Monster filed suit against plaintiffs' attorneys for breach of contract. In turn, the attorneys filed a special motion to strike under Code of Civil Procedure Section 425.16, and argued that Monster could not show a probability of prevailing on its breach of contract claim because they were not parties to the settlement agreement. In opposition to the SLAPP motion, Monster countered that Schechter's statements were commercial speech and, therefore, unprotected; and the attorneys were bound by the settlement agreement. The trial court denied the motion with respect to the breach of contact cause of action, observing that "Schechter's suggestion that he is not a party to the contract merely because he approved it as to form and content only is beyond reason."
The appellate court reversed. An essential element of any contract is mutual consent of the parties to be bound that must be clearly communicated to the other parties. Although the settlement agreement purported to bind the parties and their respective counsel, the attorneys never consented to be parties to the contract. "[A] party cannot bind another to a contract simply by so reciting in a piece of paper. It is rudimentary contract law that the party to be bound must first accept the obligation." Thus, no matter how unequivocally the settlement agreement purported to bind the attorneys, they were not subject to its terms, including the confidentiality clause, unless they specifically manifested their consent to be parties.
Nor did any exceptions apply to this general principle of contract law. While an agent can bind a principal to a contract, the converse is not true -- a principal may not bind the agent. Therefore, the plaintiffs could not bind their counsel to the settlement agreement.
What Does 'Approved as to Form and Content' Actually Mean?
According to the Monster holding, approving as to form and content merely means the attorneys were signing solely in their role as counsel who had reviewed the settlement agreement and given the clients their professional approval to sign it. It does not make the attorneys parties to the agreement nor subject them to any of its terms, including the confidentiality clause. Since Monster was unable to show a probability of prevailing on the merits of its breach of contract claim, the trial court erred in failing to grant the attorneys' SLAPP motion.
Application of Monster Holding
Approving settlement agreements as to form and content is a very common practice, and some practitioners may assume (incorrectly) the terms of a settlement, especially a confidentiality clause, would be binding on the parties and their respective counsel. However, the Monster holding makes clear this is not so. Counsel are not bound by merely signing the agreement approving as to form and content.
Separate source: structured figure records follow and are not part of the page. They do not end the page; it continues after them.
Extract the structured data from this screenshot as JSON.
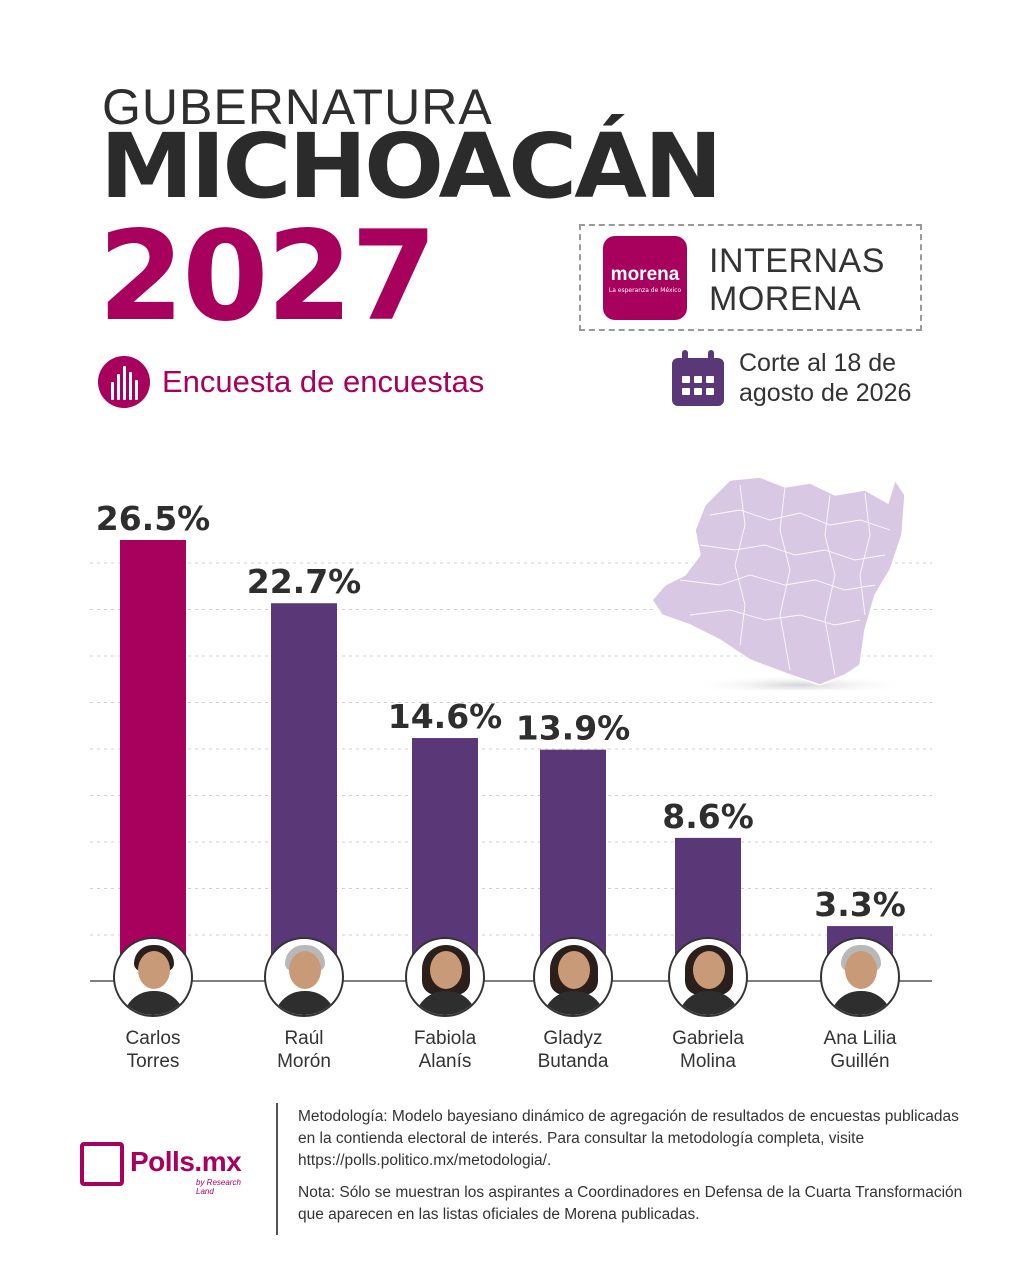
{
  "header": {
    "title_top": "GUBERNATURA",
    "title_main": "MICHOACÁN",
    "title_year": "2027",
    "badge_logo_word": "morena",
    "badge_logo_sub": "La esperanza de México",
    "badge_line1": "INTERNAS",
    "badge_line2": "MORENA",
    "survey_label": "Encuesta de encuestas",
    "date_line1": "Corte al 18 de",
    "date_line2": "agosto de 2026"
  },
  "colors": {
    "leader": "#a8005d",
    "others": "#5a3878",
    "map": "#d8c8e4",
    "grid": "#cfcfcf"
  },
  "chart_data": {
    "type": "bar",
    "categories": [
      "Carlos Torres",
      "Raúl Morón",
      "Fabiola Alanís",
      "Gladyz Butanda",
      "Gabriela Molina",
      "Ana Lilia Guillén"
    ],
    "values": [
      26.5,
      22.7,
      14.6,
      13.9,
      8.6,
      3.3
    ],
    "labels": [
      "26.5%",
      "22.7%",
      "14.6%",
      "13.9%",
      "8.6%",
      "3.3%"
    ],
    "title": "",
    "xlabel": "",
    "ylabel": "",
    "ylim": [
      0,
      30
    ],
    "grid": true,
    "highlight_index": 0
  },
  "candidates": [
    {
      "line1": "Carlos",
      "line2": "Torres",
      "hair": "dark"
    },
    {
      "line1": "Raúl",
      "line2": "Morón",
      "hair": "grey"
    },
    {
      "line1": "Fabiola",
      "line2": "Alanís",
      "hair": "dark-long"
    },
    {
      "line1": "Gladyz",
      "line2": "Butanda",
      "hair": "dark-long"
    },
    {
      "line1": "Gabriela",
      "line2": "Molina",
      "hair": "dark-long"
    },
    {
      "line1": "Ana Lilia",
      "line2": "Guillén",
      "hair": "grey"
    }
  ],
  "footer": {
    "logo_text": "Polls.mx",
    "logo_sub": "by Research Land",
    "methodology": "Metodología: Modelo bayesiano dinámico de agregación de resultados de encuestas publicadas en la contienda electoral de interés. Para consultar la metodología completa, visite https://polls.politico.mx/metodologia/.",
    "note": "Nota: Sólo se muestran los aspirantes a Coordinadores en Defensa de la Cuarta Transformación que aparecen en las listas oficiales de Morena publicadas."
  }
}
Nevertheless, the opinion suggests a solution for parties, especially defendants, who will want to ensure that the parties and their counsel will keep confidential the terms of any settlement. "It seems easy enough, however, to draft a settlement agreement that explicitly makes the attorneys parties (even if only to the confidentiality provision) and explicitly requires them to sign as such."
Of course, there are other remedies that aggrieved defendants could pursue if plaintiff's counsel violates a confidentiality clause. In dictum, the Monster opinion suggested that the defendant may have a claim against the plaintiffs for breach of the settlement agreement resulting from plaintiffs' counsel violating the confidentiality clause. The appellate court also raised the possibility that a defendant may be a third-party beneficiary of the attorney-client contract between plaintiffs and their counsel.
In addition to those legal questions and potential remedies for an aggrieved defendant, an attorney who discloses confidential settlement details faces practical and ethical risks vis-à-vis his or her own client. Along those lines, Schechter testified that, although he had no contractual obligation to Monster, he did have a duty to his clients "not to cause or create any potential litigation for them." So, the likelihood of such disclosures is probably rare.
Conclusion
As Benjamin Franklin so famously said, "An ounce of prevention is worth more than a pound of cure." It is far better to avoid all of these issues by understanding the Monster holding. First, we may not assume counsel are bound to the terms of a settlement agreement merely by "approving as to form and content." If any settlement terms are to be binding on counsel, including a confidentiality clause, the agreement must so explicitly state. And, counsel must sign the agreement indicating assent. By implementing the lessons of this case, both plaintiff and defense counsel may avoid the malpractice pitfalls for the unwary.